Evaluation infrastructure for reasoning tasks

Standard model evals (BLEU, human preference ratings) are insufficient for reasoning tasks. You need evals with verifiable correct answers: math problems with known solutions, coding tasks with test suites, logic puzzles with provable answers. If your task distribution lacks verifiable answers, reasoning model gains are hard to measure.

Thinking trace visibility

Decide whether to expose the reasoning trace to users. Visible traces (like DeepSeek-R1 style) build trust and enable debugging but add noise for non-technical users. Hidden traces (o3 style) are cleaner but make errors harder to diagnose. A middle ground: show reasoning traces in developer/debug mode, hide them in production.

Async vs. synchronous handling

For tasks where reasoning latency (5-30 seconds) is acceptable, consider async handling: accept the request, run the reasoning model in the background, notify when complete. This is better UX than a blocking 20-second spinner for features where immediate response is not required (document analysis, code review, research tasks).

What This Means for AI Product Strategy

Test-time compute changes the model selection landscape in important ways. It's no longer a simple choice between a big expensive model and a small cheap one. The question is: which task-model-budget combination gives you the best quality-per-dollar, and is your evaluation infrastructure good enough to measure it?

Smaller models close the gap on hard tasks

Best-of-N with a small model and a good verifier can match a large model on tasks with verifiable answers at lower total cost. This is a real competitive shift: a startup can access near-frontier quality on specific hard tasks without paying frontier model pricing, using open-source models like DeepSeek-R1 combined with task-specific verifiers.

Hard problems become newly tractable

Tasks that were previously not worth building AI features for — because quality was too inconsistent — may cross the quality threshold with reasoning models. Systematically re-evaluate your declined use cases from 2023-2024. Multi-step document analysis, complex plan generation, and multi-constraint optimization are candidates.

Evaluation becomes a core competency

The more your product relies on reasoning models for hard tasks, the more critical your evaluation infrastructure becomes.

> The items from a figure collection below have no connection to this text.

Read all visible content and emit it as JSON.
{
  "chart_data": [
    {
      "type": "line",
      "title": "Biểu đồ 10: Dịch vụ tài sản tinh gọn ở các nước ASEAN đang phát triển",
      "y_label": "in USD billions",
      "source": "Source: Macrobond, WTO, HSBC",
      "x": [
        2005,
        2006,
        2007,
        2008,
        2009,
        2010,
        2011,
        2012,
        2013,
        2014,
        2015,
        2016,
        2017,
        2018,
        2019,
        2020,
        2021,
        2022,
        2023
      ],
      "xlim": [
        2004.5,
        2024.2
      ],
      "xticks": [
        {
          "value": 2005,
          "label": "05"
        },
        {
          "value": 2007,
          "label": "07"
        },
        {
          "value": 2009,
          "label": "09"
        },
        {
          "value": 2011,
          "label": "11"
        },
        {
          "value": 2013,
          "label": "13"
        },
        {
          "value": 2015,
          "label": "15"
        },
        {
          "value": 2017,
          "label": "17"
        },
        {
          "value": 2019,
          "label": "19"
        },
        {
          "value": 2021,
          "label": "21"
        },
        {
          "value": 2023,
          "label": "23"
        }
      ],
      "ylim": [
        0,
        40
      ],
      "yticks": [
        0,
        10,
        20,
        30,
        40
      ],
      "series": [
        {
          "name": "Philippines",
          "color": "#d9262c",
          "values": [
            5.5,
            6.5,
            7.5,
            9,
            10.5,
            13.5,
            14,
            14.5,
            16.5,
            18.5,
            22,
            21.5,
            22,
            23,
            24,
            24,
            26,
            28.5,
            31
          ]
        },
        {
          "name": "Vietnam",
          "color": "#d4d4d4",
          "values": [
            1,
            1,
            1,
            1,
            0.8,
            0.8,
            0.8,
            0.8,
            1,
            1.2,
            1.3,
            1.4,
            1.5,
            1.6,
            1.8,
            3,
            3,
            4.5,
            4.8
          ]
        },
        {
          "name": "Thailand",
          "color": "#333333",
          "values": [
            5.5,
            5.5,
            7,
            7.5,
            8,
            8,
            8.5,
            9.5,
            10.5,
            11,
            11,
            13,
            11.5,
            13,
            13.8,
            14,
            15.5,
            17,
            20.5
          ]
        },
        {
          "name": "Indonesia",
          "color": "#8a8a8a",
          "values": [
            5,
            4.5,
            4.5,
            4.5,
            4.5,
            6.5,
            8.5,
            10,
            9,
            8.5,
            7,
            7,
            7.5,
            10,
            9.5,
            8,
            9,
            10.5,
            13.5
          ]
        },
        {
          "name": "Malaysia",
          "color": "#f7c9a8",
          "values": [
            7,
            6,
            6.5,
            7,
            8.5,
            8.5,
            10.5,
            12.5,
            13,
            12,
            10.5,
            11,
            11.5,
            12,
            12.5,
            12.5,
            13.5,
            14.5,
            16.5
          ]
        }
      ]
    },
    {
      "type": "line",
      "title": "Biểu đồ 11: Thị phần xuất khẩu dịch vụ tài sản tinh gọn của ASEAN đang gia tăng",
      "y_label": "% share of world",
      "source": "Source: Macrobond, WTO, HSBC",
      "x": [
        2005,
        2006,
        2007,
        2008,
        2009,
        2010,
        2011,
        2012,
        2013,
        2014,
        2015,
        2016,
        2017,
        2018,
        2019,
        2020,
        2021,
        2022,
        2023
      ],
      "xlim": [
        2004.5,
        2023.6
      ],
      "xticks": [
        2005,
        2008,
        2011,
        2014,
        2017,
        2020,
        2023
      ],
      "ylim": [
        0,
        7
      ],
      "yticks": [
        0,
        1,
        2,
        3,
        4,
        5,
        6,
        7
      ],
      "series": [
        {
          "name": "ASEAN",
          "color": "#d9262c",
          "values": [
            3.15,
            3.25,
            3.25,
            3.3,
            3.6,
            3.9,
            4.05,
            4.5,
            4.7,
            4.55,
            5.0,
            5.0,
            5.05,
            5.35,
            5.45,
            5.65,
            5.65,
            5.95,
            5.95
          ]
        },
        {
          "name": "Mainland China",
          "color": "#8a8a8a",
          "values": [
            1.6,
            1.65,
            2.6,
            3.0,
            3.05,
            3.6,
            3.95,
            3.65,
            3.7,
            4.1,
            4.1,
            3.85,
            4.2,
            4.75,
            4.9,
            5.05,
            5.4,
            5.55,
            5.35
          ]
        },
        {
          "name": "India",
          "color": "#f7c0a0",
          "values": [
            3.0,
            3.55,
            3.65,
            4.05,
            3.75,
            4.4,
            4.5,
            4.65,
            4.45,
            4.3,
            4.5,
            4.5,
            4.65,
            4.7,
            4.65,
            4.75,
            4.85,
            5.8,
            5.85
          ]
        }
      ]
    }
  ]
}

You can't route intelligently, tune thinking budgets, or measure quality improvements without task-specific evaluators. Teams that build strong eval infrastructure capture the test-time compute advantage; teams that don't are flying blind.

Model routing is a product feature, not just infrastructure

In products that handle diverse task types, intelligent model routing is a quality differentiator. A feature that routes hard queries to a reasoning model and simple queries to a fast model feels qualitatively better than one that applies the same model uniformly — and costs less. Routing logic should be explicitly designed and owned by the PM, not defaulted to by engineering.